The theatre was a converted Anglican church. Was there perhaps a lingering, antagonistic Christian spirit at work here tonight? Or was there perhaps a rival medium in the audience, blocking the channels? These were very real possibilities, said Paul, barely suppressing his anger. But he rather thought that the root cause was the collective scepticism of the audience. He had to say that we were one of the most difficult audiences he and wife Tracy had ever had to work with. It was almost unbelievable, he said, but he’d heard titters and even ‘comments’.
Tracy was close to tears. She began to pace the stage. ‘I’m getting a Daniel,’ she said. ‘I can see a motorcycle helmet. There’s been an accident. Does anyone know a Daniel killed in a motorbike accident?’ So far there’d been no takers for a passed-on poodle, a little boy with fair hair possibly drowned, a stillborn baby, and a man called Colin or Collins. There were no takers for Daniel, either. I looked along row B of the Little Theatre, Torquay. Women over 50, mainly. Cast-iron suntans. Masses of cleavage. Gold. Rings like knuckledusters. (On the English Riviera any excuse to put on the finery and go out is sufficient, even a ten-quid-a-head clairvoyant show on a wet Wednesday night.) I was the sole male in a row of Roman empresses — enough to put even the living dead off their stroke.
We stared impassively back at Tracy. Her mounting panic was turning out to be a more absorbing spectacle by far than the exercise of her or her husband’s peculiar gift. She scanned the audience desperately for a sign. Eventually a quiet, well-spoken, female voice from near the back said, ‘My nephew. He was killed on a motorbike. He wasn’t a Daniel, though.’ Paul and Tracy exchanged exasperated sighs; then Tracy patiently reminded us of the ground rules. If we thought the message was for us, she said, we must respond with either a ‘yes’ or a ‘no’. There must be no explanations, caveats or riders to inhibit the flow.
She started pacing the stage again. ‘I’m also getting a Steven, a David or a Dave.’ ‘No,’ said the voice at the back decisively. ‘He’s connecting to me about his work,’ said Tracy. ‘Was he on his way to work?’ ‘No.’ ‘I’m getting a hill, an incline, a bend in the road. Was he killed on a bend?’ ‘No.’ ‘Is there a Judy involved somewhere as well?’ ‘No.’ ‘Is Mum in the spirit world?’ ‘No.’ ‘Grandma, then?’ ‘Yes.’ ‘Did she die from cancer?’ ‘No.’
That last ‘no’ finished her.
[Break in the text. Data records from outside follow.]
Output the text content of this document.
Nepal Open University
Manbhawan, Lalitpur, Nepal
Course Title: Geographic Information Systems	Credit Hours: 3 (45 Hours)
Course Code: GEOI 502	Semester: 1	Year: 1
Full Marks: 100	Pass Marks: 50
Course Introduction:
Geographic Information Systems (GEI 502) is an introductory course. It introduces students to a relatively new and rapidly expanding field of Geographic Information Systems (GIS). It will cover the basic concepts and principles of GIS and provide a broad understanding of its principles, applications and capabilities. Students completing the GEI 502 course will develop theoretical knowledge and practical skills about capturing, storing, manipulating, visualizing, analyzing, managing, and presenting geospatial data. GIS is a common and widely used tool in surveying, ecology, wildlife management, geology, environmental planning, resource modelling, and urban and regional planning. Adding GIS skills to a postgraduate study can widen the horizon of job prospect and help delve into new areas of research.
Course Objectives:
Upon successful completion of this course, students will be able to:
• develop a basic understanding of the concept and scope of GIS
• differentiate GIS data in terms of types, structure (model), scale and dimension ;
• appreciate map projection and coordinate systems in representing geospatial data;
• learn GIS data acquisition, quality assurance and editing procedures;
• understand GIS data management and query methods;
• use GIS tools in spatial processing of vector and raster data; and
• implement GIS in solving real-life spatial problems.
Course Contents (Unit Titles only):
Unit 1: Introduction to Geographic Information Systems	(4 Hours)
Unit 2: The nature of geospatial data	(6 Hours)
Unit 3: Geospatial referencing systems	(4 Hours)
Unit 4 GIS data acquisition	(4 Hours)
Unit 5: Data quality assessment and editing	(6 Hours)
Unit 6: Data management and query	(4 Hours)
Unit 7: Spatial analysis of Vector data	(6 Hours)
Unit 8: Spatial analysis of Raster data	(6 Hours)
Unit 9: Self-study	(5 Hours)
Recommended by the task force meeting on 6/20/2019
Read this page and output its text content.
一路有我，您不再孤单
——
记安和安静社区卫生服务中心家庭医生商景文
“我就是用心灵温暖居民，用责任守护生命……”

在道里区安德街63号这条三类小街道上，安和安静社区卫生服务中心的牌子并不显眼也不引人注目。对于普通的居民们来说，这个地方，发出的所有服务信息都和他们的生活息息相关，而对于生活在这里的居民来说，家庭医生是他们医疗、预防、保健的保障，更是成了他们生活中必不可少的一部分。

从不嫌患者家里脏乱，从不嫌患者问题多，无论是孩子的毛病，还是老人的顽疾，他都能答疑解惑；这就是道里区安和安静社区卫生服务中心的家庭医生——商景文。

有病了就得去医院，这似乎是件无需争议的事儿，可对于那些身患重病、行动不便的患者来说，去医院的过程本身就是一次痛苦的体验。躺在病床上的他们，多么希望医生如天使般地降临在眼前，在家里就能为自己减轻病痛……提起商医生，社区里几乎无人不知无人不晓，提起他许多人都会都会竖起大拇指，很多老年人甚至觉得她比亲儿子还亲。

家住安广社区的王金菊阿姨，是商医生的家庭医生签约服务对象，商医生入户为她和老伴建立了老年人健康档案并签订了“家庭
She sagged with despair. The microphone fell to her side. ‘I’m sorry,’ she said. ‘It’s just not working for me tonight. People just aren’t putting up their hands for me.’ Stifling a sob, she handed the microphone to her husband and stiffly left the stage.
Outwardly we the audience remained impassive at this dramatic turn of events. Inwardly we were slightly apprehensive. Now that his wife had stalked off, what was her husband going to accuse us of now? Witchcraft? Communism? Anti-northern sentiment?
‘I’m slightly disappointed,’ said the livid stage medium, his eyes glassy with emotion, ‘that one or two people here tonight haven’t more understanding of the kind of work Tracy and I do. I can see people smiling. I don’t know whether they are smiles of encouragement or of cynicism. Unless you show some respect I’m going to have to stop, ladies and gentlemen. I’m sorry.’
But then Ted came through and he gave us one last chance. ‘I’m getting the name Ted,’ he said. ‘Does anyone know a Ted?’ No answer. We sat and looked at him. A long silence. It was a battle of wills, a stand-off. Finally he said, openly sneering at us now, ‘So. Out of over a hundred people here tonight, no one has a relative in the spirit world called Ted. Is that right? How extraordinary!’
He was about to follow his wife off, when a male voice quavering with extreme age, again somewhere near the back said, ‘I had a great-Uncle Ted once, I believe.’ The medium squared his shoulders. ‘I’m getting the word Kent. Have you any connection with Kent?’ ‘I can’t say that I have, I’m afraid,’ came the quavering voice. ‘Anyone else with a connection with Kent?’ ‘My neighbour’s got a brother-in-law living in Kent,’ offered a woman halfway down. ‘Is he called Ted?’ ‘No.’ ‘I’m getting the name Rochester. Does he live in Rochester?’ ‘No. He lives in Canterbury.’ ‘So you’ve got a brother-in-law living in Kent, but not in Rochester, and he’s not called Ted.’ ‘Yes.’
‘Well, I think I’m going to stop now,’ he said. ‘The evening for me has been very interesting. I want to thank those of you who’ve shown an interest for coming. And I hope you all have a safe journey home and never lose faith with your loved ones in the spirit world. Goodnight!’ A few desultory handclaps and we filed out in guilty silence, saving our laughter until we were well clear of the building.